The Court of Appeal summarised the purposes of Regulation 85, noting amongst other matters that the regulation served as a disciplinary purpose as well as maintaining the effective functioning of the defence force, and, ensured the maintenance of objectively appropriate standards of behaviour and conduct of their officers.
It acknowledged that whilst Regulation 85 was capable of ’impairing’ the implied freedom of political communication, the rationale for the restriction was directed at assessing suitability of individuals to remain officers in the ADF.

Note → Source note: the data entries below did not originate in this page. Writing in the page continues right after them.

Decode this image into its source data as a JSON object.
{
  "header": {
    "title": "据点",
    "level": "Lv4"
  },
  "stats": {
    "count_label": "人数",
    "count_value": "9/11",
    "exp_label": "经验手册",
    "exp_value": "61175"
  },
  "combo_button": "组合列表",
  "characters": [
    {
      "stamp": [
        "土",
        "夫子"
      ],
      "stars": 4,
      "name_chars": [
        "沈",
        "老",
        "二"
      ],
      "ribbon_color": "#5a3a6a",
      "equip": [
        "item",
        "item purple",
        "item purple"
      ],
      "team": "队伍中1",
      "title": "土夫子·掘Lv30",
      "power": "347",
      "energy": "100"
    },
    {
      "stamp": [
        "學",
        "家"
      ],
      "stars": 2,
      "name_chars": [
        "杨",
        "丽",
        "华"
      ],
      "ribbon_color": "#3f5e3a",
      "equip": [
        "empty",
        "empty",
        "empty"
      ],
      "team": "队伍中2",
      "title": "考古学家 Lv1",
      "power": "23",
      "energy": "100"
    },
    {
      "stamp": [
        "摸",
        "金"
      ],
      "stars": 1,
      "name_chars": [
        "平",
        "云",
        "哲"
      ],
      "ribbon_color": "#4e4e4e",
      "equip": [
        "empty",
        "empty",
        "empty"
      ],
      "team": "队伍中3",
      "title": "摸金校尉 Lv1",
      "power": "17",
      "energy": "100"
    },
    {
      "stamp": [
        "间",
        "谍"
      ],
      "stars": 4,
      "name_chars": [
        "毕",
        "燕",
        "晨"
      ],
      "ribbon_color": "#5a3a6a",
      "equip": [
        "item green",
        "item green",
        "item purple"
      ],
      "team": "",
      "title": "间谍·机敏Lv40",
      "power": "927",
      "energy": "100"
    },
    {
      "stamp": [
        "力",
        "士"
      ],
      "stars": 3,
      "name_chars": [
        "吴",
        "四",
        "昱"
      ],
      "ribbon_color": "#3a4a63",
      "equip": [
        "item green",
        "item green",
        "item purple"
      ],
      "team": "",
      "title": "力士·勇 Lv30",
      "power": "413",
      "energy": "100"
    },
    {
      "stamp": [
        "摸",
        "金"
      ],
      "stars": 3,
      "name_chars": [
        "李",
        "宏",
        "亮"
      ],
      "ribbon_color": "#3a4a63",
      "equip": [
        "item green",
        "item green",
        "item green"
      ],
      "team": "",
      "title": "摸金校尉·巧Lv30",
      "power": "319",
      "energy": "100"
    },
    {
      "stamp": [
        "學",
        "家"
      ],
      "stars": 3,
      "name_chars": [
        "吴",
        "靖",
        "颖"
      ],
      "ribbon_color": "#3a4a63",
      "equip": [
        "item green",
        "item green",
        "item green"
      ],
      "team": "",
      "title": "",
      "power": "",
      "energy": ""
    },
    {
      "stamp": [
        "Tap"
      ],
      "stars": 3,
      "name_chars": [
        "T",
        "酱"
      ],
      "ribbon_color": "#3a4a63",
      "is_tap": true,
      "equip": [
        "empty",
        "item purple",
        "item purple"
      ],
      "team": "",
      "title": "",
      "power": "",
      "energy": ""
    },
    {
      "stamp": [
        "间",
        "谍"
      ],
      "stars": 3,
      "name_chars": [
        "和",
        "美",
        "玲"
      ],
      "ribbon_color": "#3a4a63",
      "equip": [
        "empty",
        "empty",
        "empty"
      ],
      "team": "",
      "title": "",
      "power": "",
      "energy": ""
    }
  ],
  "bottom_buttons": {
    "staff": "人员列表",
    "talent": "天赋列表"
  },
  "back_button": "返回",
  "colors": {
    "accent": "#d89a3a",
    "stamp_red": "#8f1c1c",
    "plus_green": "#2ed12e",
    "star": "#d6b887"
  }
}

The Court of Appeal found that in extreme circumstances the restriction of the freedom of political communication is justified and held that the ’…circumstances of Gaynor’s comments’ and his refusal to accept and adhere to orders made by the ADF, were extreme. Therefore, any harm to his freedom of political communication was outweighed by the need to reserve the power of the ADF to terminate individuals whose conduct and behaviour placed them in a category where their continued presence in the ADF was regarded as sufficiently serious.
The Court of Appeal concluded that although the scope of Regulation 85 was wide, it was confined by the objects and purposes of the statutory scheme which justified the burden it imposed on the implied freedom of political communication. The appeal by the ADF was allowed.
Implications for you
Employers may, in certain circumstances, terminate an employee for the making of social media comments in a private capacity where those comments are extreme and unacceptable in accordance with the position the employee holds. However, the circumstances of each individual case will first need to be considered taking into account the nature of the employee’s employment and applicable policies.